Special counsel Robert Mueller, you may have seen, issued a statement on Friday through his spokesman Peter Carr. “BuzzFeed’s description of specific statements to the Special Counsel’s Office, and characterization of documents and testimony obtained by this office, regarding Michael Cohen’s Congressional testimony are not accurate,” Carr said.
Two federal law enforcement sources were cited in the report claiming that Trump directed Cohen to lie to Congress. Cohen previously pleaded guilty in Mueller‘s probe to making false statements to Congress about the Trump Tower Moscow negotiation known as the Moscow Project. Cohen admitted that he lied when he said negotiations ended in Jan. 2016, but BuzzFeed claimed Trump told Cohen to tell those lies. BuzzFeed stood by the story, and so did the reporters.
All of this raised new questions about the president’s legal exposure, which Rudy Giuliani handled as he does, and it set off a wild news day of “if it’s true” qualifications. It was precisely this wild news day and wishful thinking that Sekulow said was “a danger to our constitutional republic.”
“The moment the story was published, the liberal media jumped for joy – and the drumbeat started – repeating the falsehoods beginning with a common mantra used by many in the media: ‘If it’s true,'” Sekulow said. “You can fill in the blanks from there. ‘If it’s true . . .’ – all together now – ‘the president committed a crime and should be impeached.'”
Sekulow said that it didn’t seem to matter that Trump “immediately denied the allegations” or that no news outlets could confirm the BuzzFeed report.
Rhe Trump attorney then “unpacked” the Peter Carr statement.
“The Special Counsel’s office focuses on three areas: 1) ‘BuzzFeed’s description of specific statements to the Special Counsel’s Office’; 2) ‘and characterizations of documents’; 3) ‘and testimony obtained by this office, regarding Michael Cohen’s Congressional testimony are not accurate,'” Sekulow continued. “That’s three critical areas that ARE NOT ACCURATE. The description of specific statements – the characterization of documents – and testimony obtained by the Special Counsel’s office – ARE NOT ACCURATE. ”

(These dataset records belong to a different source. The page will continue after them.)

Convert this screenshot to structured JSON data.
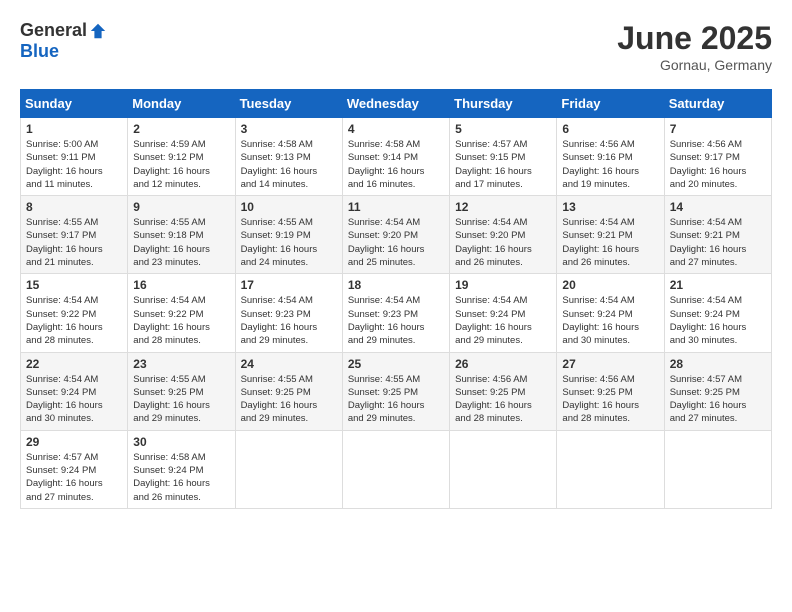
{
  "header": {
    "logo_general": "General",
    "logo_blue": "Blue",
    "month_title": "June 2025",
    "subtitle": "Gornau, Germany"
  },
  "calendar": {
    "days_of_week": [
      "Sunday",
      "Monday",
      "Tuesday",
      "Wednesday",
      "Thursday",
      "Friday",
      "Saturday"
    ],
    "weeks": [
      [
        {
          "day": "1",
          "content": "Sunrise: 5:00 AM\nSunset: 9:11 PM\nDaylight: 16 hours\nand 11 minutes."
        },
        {
          "day": "2",
          "content": "Sunrise: 4:59 AM\nSunset: 9:12 PM\nDaylight: 16 hours\nand 12 minutes."
        },
        {
          "day": "3",
          "content": "Sunrise: 4:58 AM\nSunset: 9:13 PM\nDaylight: 16 hours\nand 14 minutes."
        },
        {
          "day": "4",
          "content": "Sunrise: 4:58 AM\nSunset: 9:14 PM\nDaylight: 16 hours\nand 16 minutes."
        },
        {
          "day": "5",
          "content": "Sunrise: 4:57 AM\nSunset: 9:15 PM\nDaylight: 16 hours\nand 17 minutes."
        },
        {
          "day": "6",
          "content": "Sunrise: 4:56 AM\nSunset: 9:16 PM\nDaylight: 16 hours\nand 19 minutes."
        },
        {
          "day": "7",
          "content": "Sunrise: 4:56 AM\nSunset: 9:17 PM\nDaylight: 16 hours\nand 20 minutes."
        }
      ],
      [
        {
          "day": "8",
          "content": "Sunrise: 4:55 AM\nSunset: 9:17 PM\nDaylight: 16 hours\nand 21 minutes."
        },
        {
          "day": "9",
          "content": "Sunrise: 4:55 AM\nSunset: 9:18 PM\nDaylight: 16 hours\nand 23 minutes."
        },
        {
          "day": "10",
          "content": "Sunrise: 4:55 AM\nSunset: 9:19 PM\nDaylight: 16 hours\nand 24 minutes."
        },
        {
          "day": "11",
          "content": "Sunrise: 4:54 AM\nSunset: 9:20 PM\nDaylight: 16 hours\nand 25 minutes."
        },
        {
          "day": "12",
          "content": "Sunrise: 4:54 AM\nSunset: 9:20 PM\nDaylight: 16 hours\nand 26 minutes."
        },
        {
          "day": "13",
          "content": "Sunrise: 4:54 AM\nSunset: 9:21 PM\nDaylight: 16 hours\nand 26 minutes."
        },
        {
          "day": "14",
          "content": "Sunrise: 4:54 AM\nSunset: 9:21 PM\nDaylight: 16 hours\nand 27 minutes."
        }
      ],
      [
        {
          "day": "15",
          "content": "Sunrise: 4:54 AM\nSunset: 9:22 PM\nDaylight: 16 hours\nand 28 minutes."
        },
        {
          "day": "16",
          "content": "Sunrise: 4:54 AM\nSunset: 9:22 PM\nDaylight: 16 hours\nand 28 minutes."
        },
        {
          "day": "17",
          "content": "Sunrise: 4:54 AM\nSunset: 9:23 PM\nDaylight: 16 hours\nand 29 minutes."
        },
        {
          "day": "18",
          "content": "Sunrise: 4:54 AM\nSunset: 9:23 PM\nDaylight: 16 hours\nand 29 minutes."
        },
        {
          "day": "19",
          "content": "Sunrise: 4:54 AM\nSunset: 9:24 PM\nDaylight: 16 hours\nand 29 minutes."
        },
        {
          "day": "20",
          "content": "Sunrise: 4:54 AM\nSunset: 9:24 PM\nDaylight: 16 hours\nand 30 minutes."
        },
        {
          "day": "21",
          "content": "Sunrise: 4:54 AM\nSunset: 9:24 PM\nDaylight: 16 hours\nand 30 minutes."
        }
      ],
      [
        {
          "day": "22",
          "content": "Sunrise: 4:54 AM\nSunset: 9:24 PM\nDaylight: 16 hours\nand 30 minutes."
        },
        {
          "day": "23",
          "content": "Sunrise: 4:55 AM\nSunset: 9:25 PM\nDaylight: 16 hours\nand 29 minutes."
        },
        {
          "day": "24",
          "content": "Sunrise: 4:55 AM\nSunset: 9:25 PM\nDaylight: 16 hours\nand 29 minutes."
        },
        {
          "day": "25",
          "content": "Sunrise: 4:55 AM\nSunset: 9:25 PM\nDaylight: 16 hours\nand 29 minutes."
        },
        {
          "day": "26",
          "content": "Sunrise: 4:56 AM\nSunset: 9:25 PM\nDaylight: 16 hours\nand 28 minutes."
        },
        {
          "day": "27",
          "content": "Sunrise: 4:56 AM\nSunset: 9:25 PM\nDaylight: 16 hours\nand 28 minutes."
        },
        {
          "day": "28",
          "content": "Sunrise: 4:57 AM\nSunset: 9:25 PM\nDaylight: 16 hours\nand 27 minutes."
        }
      ],
      [
        {
          "day": "29",
          "content": "Sunrise: 4:57 AM\nSunset: 9:24 PM\nDaylight: 16 hours\nand 27 minutes."
        },
        {
          "day": "30",
          "content": "Sunrise: 4:58 AM\nSunset: 9:24 PM\nDaylight: 16 hours\nand 26 minutes."
        },
        {
          "day": "",
          "content": ""
        },
        {
          "day": "",
          "content": ""
        },
        {
          "day": "",
          "content": ""
        },
        {
          "day": "",
          "content": ""
        },
        {
          "day": "",
          "content": ""
        }
      ]
    ]
  }
}
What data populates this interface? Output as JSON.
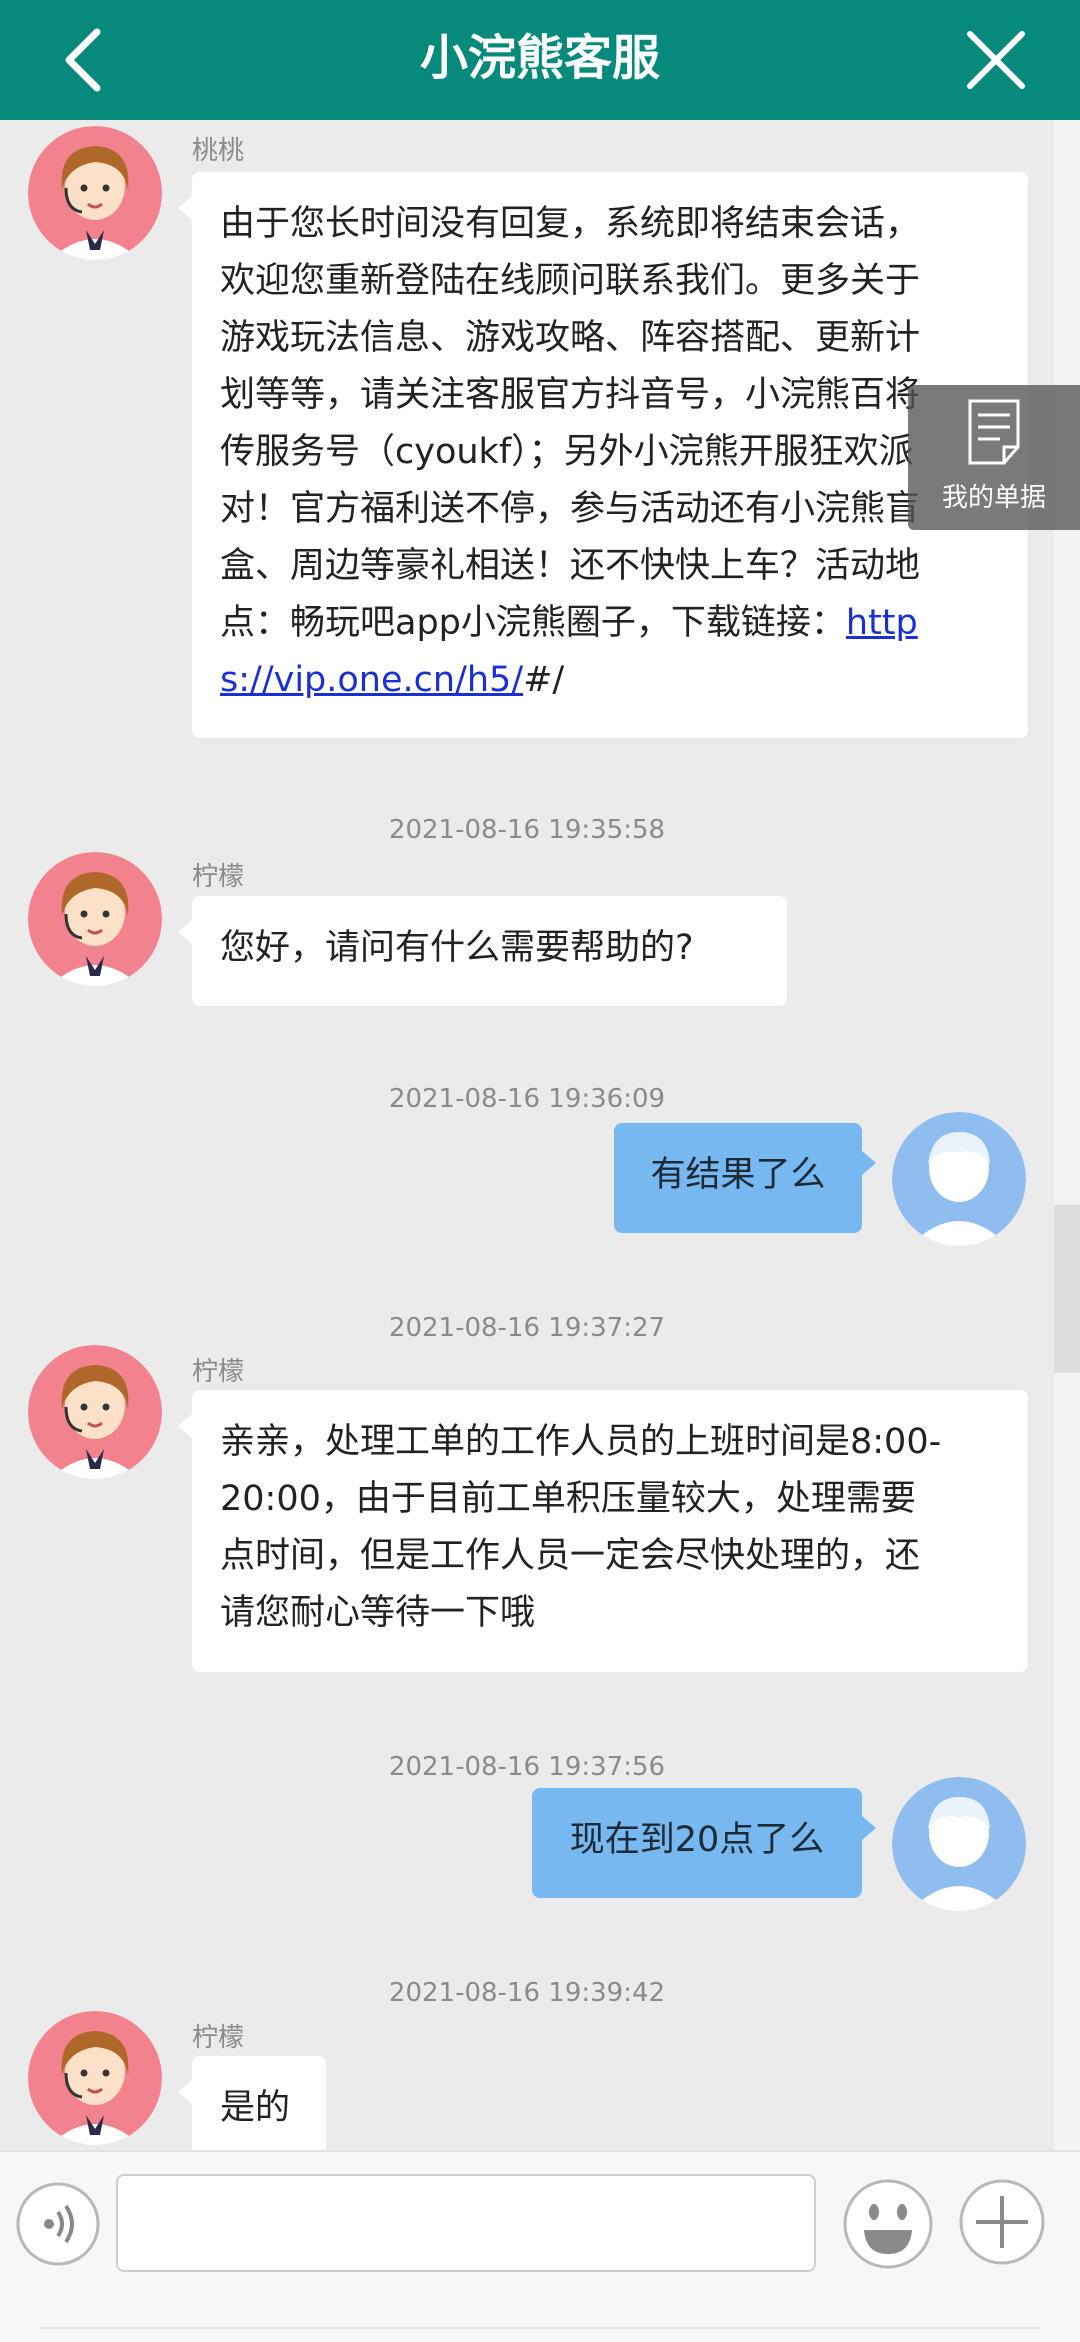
{
  "header": {
    "title": "小浣熊客服",
    "back_icon": "chevron-left-icon",
    "close_icon": "close-icon",
    "background": "#078a7c"
  },
  "floating_tickets": {
    "label": "我的单据",
    "icon": "document-icon"
  },
  "messages": [
    {
      "sender": "桃桃",
      "role": "agent",
      "lines": [
        "由于您长时间没有回复，系统即将结束会话，",
        "欢迎您重新登陆在线顾问联系我们。更多关于",
        "游戏玩法信息、游戏攻略、阵容搭配、更新计",
        "划等等，请关注客服官方抖音号，小浣熊百将",
        "传服务号（cyoukf）；另外小浣熊开服狂欢派",
        "对！官方福利送不停，参与活动还有小浣熊盲",
        "盒、周边等豪礼相送！还不快快上车？活动地",
        "点：畅玩吧app小浣熊圈子，下载链接："
      ],
      "link_part1": "http",
      "link_part2": "s://vip.one.cn/h5/",
      "link_suffix": "#/"
    },
    {
      "time": "2021-08-16 19:35:58",
      "sender": "柠檬",
      "role": "agent",
      "text": "您好，请问有什么需要帮助的?"
    },
    {
      "time": "2021-08-16 19:36:09",
      "role": "user",
      "text": "有结果了么"
    },
    {
      "time": "2021-08-16 19:37:27",
      "sender": "柠檬",
      "role": "agent",
      "lines": [
        "亲亲，处理工单的工作人员的上班时间是8:00-",
        "20:00，由于目前工单积压量较大，处理需要",
        "点时间，但是工作人员一定会尽快处理的，还",
        "请您耐心等待一下哦"
      ]
    },
    {
      "time": "2021-08-16 19:37:56",
      "role": "user",
      "text": "现在到20点了么"
    },
    {
      "time": "2021-08-16 19:39:42",
      "sender": "柠檬",
      "role": "agent",
      "text": "是的"
    }
  ],
  "composer": {
    "input_value": "",
    "voice_icon": "voice-icon",
    "emoji_icon": "emoji-icon",
    "plus_icon": "plus-icon"
  },
  "colors": {
    "agent_bubble": "#ffffff",
    "user_bubble": "#76b8ef",
    "background": "#ebebeb"
  }
}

Sekulow proceeded to criticize Rep. Adam Schiff (D-Calif.) for declaring that the House Intelligence Committee would look into the reporting.
“Based on what? A bogus BuzzFeed report?” Sekulow asked. He then criticized BuzzFeed for standing by the story. “Disturbing. Standing by a report that the Office of Special Counsel soundly rejects?” he said.
“[E]xposing the BuzzFeed story for what it really was proved once more that media speculation with no factual backup not only damages the credibility of the news media itself but represents a danger to our constitutional republic,” Sekulow concluded.
As we alluded to in the opening, Sekulow has recently penned a couple of Fox News op-eds. Although he wrote a few in 2017, that was not the case in 2018. This changed once 2019 rolled around. Sekulow decided to opine after anti-Semitic tweets from an Ohio woman who went on to become a medical resident went viral.
In fact, Sekulow filed a formal complaint arguing that Lara Kollab should be stripped of her medical license.